Joan Box (1978) R.A. Fisher: the Life of a Scientist. Wiley, New York.
A.W.F. Edwards (1986) Are Mendel’s results really too close? Biological Reviews 61: 295–312.
Daniel J. Fairbanks, Bryce Rytting (2001) Mendelian controversies: a botanical and historical review. American Journal of Botany 88: 737-752.
R.A. Fisher (1936) Has Mendel's work been rediscovered? Annals of Science 1: 115-137.
Allan Franklin, A.W.F. Edwards, Daniel J. Fairbanks, Daniel L. Hartl, Teddy Seidenfeld (2008) Ending the Mendel-Fisher Controversy. University of Pittsburgh Press.
Daniel L. Hartl, Daniel J. Fairbanks (2007) Mud sticks: on the alleged falsification of Mendel’s data. Genetics 175: 975–979.
Alexander Kohn (1986) False Prophets: Fraud and Error in Science and Medicine. Basil Blackwell, Oxford.
Ernst Mayr (1982) The Growth of Biological Thought: Diversity, Evolution, and Inheritance. Belknap Press, Cambridge MA.
Gregor Mendel (1866) Versuche über Pflanzen-Hybriden. Verhandlungen des Naturforschenden Vereines im Brünn 4: 3–47.
John A. Moore (1993) Science as a Way of Knowing: the Foundations of Modern Biology. Harvard University Press, Cambridge MA.
E. Novitski (2004a) On Fisher's criticism of Mendel's results with the garden pea. Genetics 166: 1133–1136.

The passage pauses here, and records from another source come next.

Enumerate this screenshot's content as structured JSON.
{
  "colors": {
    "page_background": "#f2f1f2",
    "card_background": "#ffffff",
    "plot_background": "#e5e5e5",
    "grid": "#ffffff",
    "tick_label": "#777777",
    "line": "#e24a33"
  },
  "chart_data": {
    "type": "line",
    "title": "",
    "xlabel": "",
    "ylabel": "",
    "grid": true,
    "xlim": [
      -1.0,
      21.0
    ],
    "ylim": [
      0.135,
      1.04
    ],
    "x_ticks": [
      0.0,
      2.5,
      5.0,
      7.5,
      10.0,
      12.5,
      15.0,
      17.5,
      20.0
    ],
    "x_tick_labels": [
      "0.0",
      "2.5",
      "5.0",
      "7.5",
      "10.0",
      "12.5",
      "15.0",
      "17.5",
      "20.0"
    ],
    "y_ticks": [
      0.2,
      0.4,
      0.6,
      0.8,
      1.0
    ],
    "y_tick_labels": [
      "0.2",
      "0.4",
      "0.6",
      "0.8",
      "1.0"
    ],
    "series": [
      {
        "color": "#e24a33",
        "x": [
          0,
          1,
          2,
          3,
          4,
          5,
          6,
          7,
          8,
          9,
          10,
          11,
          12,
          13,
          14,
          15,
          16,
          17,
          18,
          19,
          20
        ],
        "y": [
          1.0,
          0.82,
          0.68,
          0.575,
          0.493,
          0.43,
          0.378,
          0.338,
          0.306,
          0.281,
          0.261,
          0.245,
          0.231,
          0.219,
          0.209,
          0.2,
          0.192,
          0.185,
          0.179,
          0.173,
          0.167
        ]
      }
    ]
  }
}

Charles E. Novitski (1995) A closer look at some of Mendel’s results. Journal of Heredity 86: 61–66.
Charles E. Novitski (2004b) Revision of Fisher’s analysis of Mendel’s garden pea experiments. Genetics 166: 1139–1140.
Edmund W. Sinnott, L.C. Dunn (1925) Principles of Genetics. McGraw-Hill, New York.
W.F.R. Weldon (1902) Mendel's laws of alternative inheritance. Biometrika 1: 228-254.